The risk is that as companies grow and their teams grow to include more and more non-technical members, they will have to look for alternatives as those new team members find Customer.io challenging to use or can’t have ownership over their own projects.
TAM Expansion
While other companies have contracted over the recession-like conditions in 2022-3, Customer.io’s strong balance sheet has enabled it to make strategic acquisitions of companies like Gist (in-app messaging) and Parcel (email coding)—products with strong brands run by small teams that solve specific problems around email—to round out their product and add talent to the company.
These acquisitions bring Customer.io closer to parity with tools like Braze and Litmus, helping their ability to retain email marketers and developers
Today, Customer.io is putting itself in competition with a wider array of companies, including Twilio and Litmus, as it moves towards becoming a multi-product, platform company.
But rather than build an all-in-one platform for everything from email to CRM to CMS, Customer.io is looking to eat up adjacent use cases in a capital-efficient way by building the most interoperable platform for customer data, attracting other SaaS companies to build on top of their foundation.

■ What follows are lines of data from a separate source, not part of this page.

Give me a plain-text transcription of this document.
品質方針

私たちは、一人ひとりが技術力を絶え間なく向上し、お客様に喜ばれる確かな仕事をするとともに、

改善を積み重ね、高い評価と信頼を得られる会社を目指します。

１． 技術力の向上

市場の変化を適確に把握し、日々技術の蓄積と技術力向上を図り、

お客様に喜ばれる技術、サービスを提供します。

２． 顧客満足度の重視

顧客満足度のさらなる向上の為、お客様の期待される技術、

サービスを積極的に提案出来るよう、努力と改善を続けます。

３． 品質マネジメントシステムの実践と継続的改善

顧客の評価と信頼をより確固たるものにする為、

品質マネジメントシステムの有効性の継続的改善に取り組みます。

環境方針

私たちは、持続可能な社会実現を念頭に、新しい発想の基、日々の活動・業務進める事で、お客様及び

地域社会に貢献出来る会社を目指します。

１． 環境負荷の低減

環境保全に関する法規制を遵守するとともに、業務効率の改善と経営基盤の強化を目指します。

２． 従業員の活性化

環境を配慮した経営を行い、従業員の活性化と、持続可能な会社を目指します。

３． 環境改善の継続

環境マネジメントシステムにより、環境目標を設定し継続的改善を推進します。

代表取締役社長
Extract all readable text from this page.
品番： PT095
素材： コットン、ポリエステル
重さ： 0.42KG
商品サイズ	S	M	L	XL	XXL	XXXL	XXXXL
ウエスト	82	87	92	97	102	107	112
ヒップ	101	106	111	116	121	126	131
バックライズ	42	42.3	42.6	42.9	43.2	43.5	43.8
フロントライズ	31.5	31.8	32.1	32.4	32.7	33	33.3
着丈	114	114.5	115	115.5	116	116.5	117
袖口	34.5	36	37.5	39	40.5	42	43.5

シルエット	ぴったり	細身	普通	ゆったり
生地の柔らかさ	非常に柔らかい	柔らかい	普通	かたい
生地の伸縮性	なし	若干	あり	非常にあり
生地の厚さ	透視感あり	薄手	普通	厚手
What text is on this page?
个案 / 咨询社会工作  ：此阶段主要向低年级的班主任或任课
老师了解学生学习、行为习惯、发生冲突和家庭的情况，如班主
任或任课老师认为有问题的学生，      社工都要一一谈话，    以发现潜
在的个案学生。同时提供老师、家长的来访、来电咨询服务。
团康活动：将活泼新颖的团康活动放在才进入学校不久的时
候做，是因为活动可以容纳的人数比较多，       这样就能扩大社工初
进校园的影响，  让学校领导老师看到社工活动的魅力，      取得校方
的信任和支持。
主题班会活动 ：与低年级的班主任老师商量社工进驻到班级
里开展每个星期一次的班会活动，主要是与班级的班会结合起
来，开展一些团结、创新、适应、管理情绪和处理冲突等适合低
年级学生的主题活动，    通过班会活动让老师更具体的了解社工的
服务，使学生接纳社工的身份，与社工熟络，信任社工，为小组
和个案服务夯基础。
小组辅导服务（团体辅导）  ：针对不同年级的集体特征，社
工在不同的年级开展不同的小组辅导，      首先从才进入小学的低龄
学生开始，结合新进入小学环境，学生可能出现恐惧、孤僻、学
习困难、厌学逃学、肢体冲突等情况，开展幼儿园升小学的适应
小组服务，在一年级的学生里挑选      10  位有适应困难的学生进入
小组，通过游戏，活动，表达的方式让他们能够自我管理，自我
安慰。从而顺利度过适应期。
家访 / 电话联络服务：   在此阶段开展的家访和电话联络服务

Using Data Pipelines, a SaaS company can use Customer.io as their customer data platform while using any other tool—Braze, Iterable, etc.—to send messages to their customers.
Customer.io's goal is to challenge Twilio across transactional email ($3B market), marketing automation ($10B), CDP ($5B) and in-app messaging ($5B) from the vantage point of building rich orchestration layers vs. Twilio’s approach built on API middleware.
Risks
Customer growth and retention: Today, Customer.io is more suited for technically-inclined teams and companies. As a client company grows and onboards more non-technical members, it might be compelled to look for more user-friendly alternatives, impacting Customer.io's retention rates.
Data portability: The use of third-party data integration tools like Segment or Hull makes data more portable, reducing the barriers to switching to another service. This could increase the churn rate if customers find an alternative that better meets their needs.